O to, czy Główny Inspektorat Pracy pracuje nad przepisami, które umożliwią występowanie do innych organów o udostępnienie informacji pozwalających PIP na zweryfikowanie posiadanych informacji o pracownikach mających zgodę na dodatkową pracę i tych dorabiających bez niej, zapytaliśmy GIP. Na odpowiedź czekamy.

 


Powszechny problem (nie) do uregulowania?

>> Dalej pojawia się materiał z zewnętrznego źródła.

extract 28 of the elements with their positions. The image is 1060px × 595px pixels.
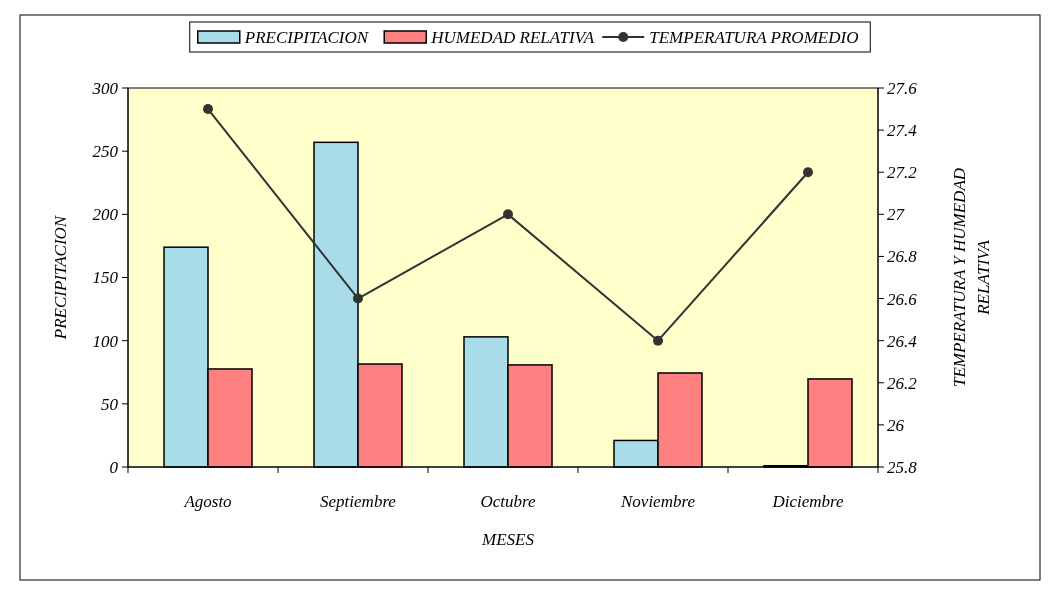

- Dorabianie jest problemem wszystkich urzędników i pracowników. Założenie systemowe, że każdy może być kontrolowany stworzyłoby nam państwo policyjne. Moim zdaniem, jest to bardziej problemem etyki zawodu niż problemem prawnym, ponieważ bardzo trudno byłoby to uregulować systemowo – mówi dr hab. Monika Gładoch, prof. UKSW, kierownik Katedry Prawa Pracy, radca prawny. I dodaje: Za chwilę i tak wejdą w życie przepisy o sygnalistach i wzrośnie ryzyko donoszenia, czy jak ktoś woli - „sygnalizowania”  pracodawcy o dorabianiu kolegi czy koleżanki na boku.

 

Ilu pracowników zajmujących wyższe stanowisko w służbie cywilnej, przeszkolonych z zakresu etyki i przeciwdziałania konfliktowi interesów

Liczba pracowników w poszczególnych urzędach

 

2017 r.

 

2018 r.

 

2019 r.

Ministerstwa i KPRM

113

148

307

Urzędy centralne

114

141

161

Urzędy wojewódzkie

84

40

82

KAS

85

393

750

Wojewódzka administracja zespolona

0

0

3

Powiatowa administracja zespolona

9

0

5

Pozostała administracja niezespolona

52

26

17

Źródło: Sprawozdanie Szefa Służby Cywilnej za 2019 r.

 

Adwokat dr Liwiusz Laska twierdzi, że dotąd w urzędach było wiele problemów z tym związanych. – Na przykład zgody na dodatkowe zatrudnienie nie były ewidencjonowane i gdy zmieniał się dyrektor generalny urzędu to nikt nawet nie wiedział, ilu pracowników dorabia i że mają zgodę np. od 10 lat. Wątpliwości dotyczyły też tego, czy taka zgoda powinna być blankietowa albo czy powinna być wydawana na określony czas. To rodziło dodatkowe kłopoty. Bo nie wiadomo było, czy i jak odwołać się od braku zgody, gdy np. dyrektor generalny po złości tej zgody odmówił. Dziś system jest niejednorodny – podkreśla dr Laska.

I proponuje albo określenie warunków, jakie należy spełnić, aby taką zgodę uzyskać, albo przyjęcie, że proste prace (np. do 5 proc. wynagrodzenia) mogą być wykonywane na zgłoszenie, ale wtedy powinny zostać jasno określone wytyczne. – Nie powinno być tak, że na wyznaczenie terminu rozprawy przez sędziego czeka się przez dziesięć miesięcy a ten w międzyczasie ma 20 godzin szkoleniowych w tygodniu. W interesie pracowników jest zliberalizowanie tych przepisów poprzez wprowadzenie możliwości dorabiania na podstawie wcześniejszego zgłoszenia pracodawcy. Muszą jednak zostać określone warunki, na jakich taka zgoda jest udzielana, żeby z góry było wiadomo, że osoba, która zaniedba swoje służbowe obowiązki straci zgodę na dorabianie. Właśnie ze względu na patologię warto stworzyć ramy – podkreśla dr Liwiusz Laska. I dodaje: Nie popadajmy w paranoję z tym państwem policyjnym, bo przy jednolitych i jasnych zasadach wszystkim na pewno byłoby łatwiej.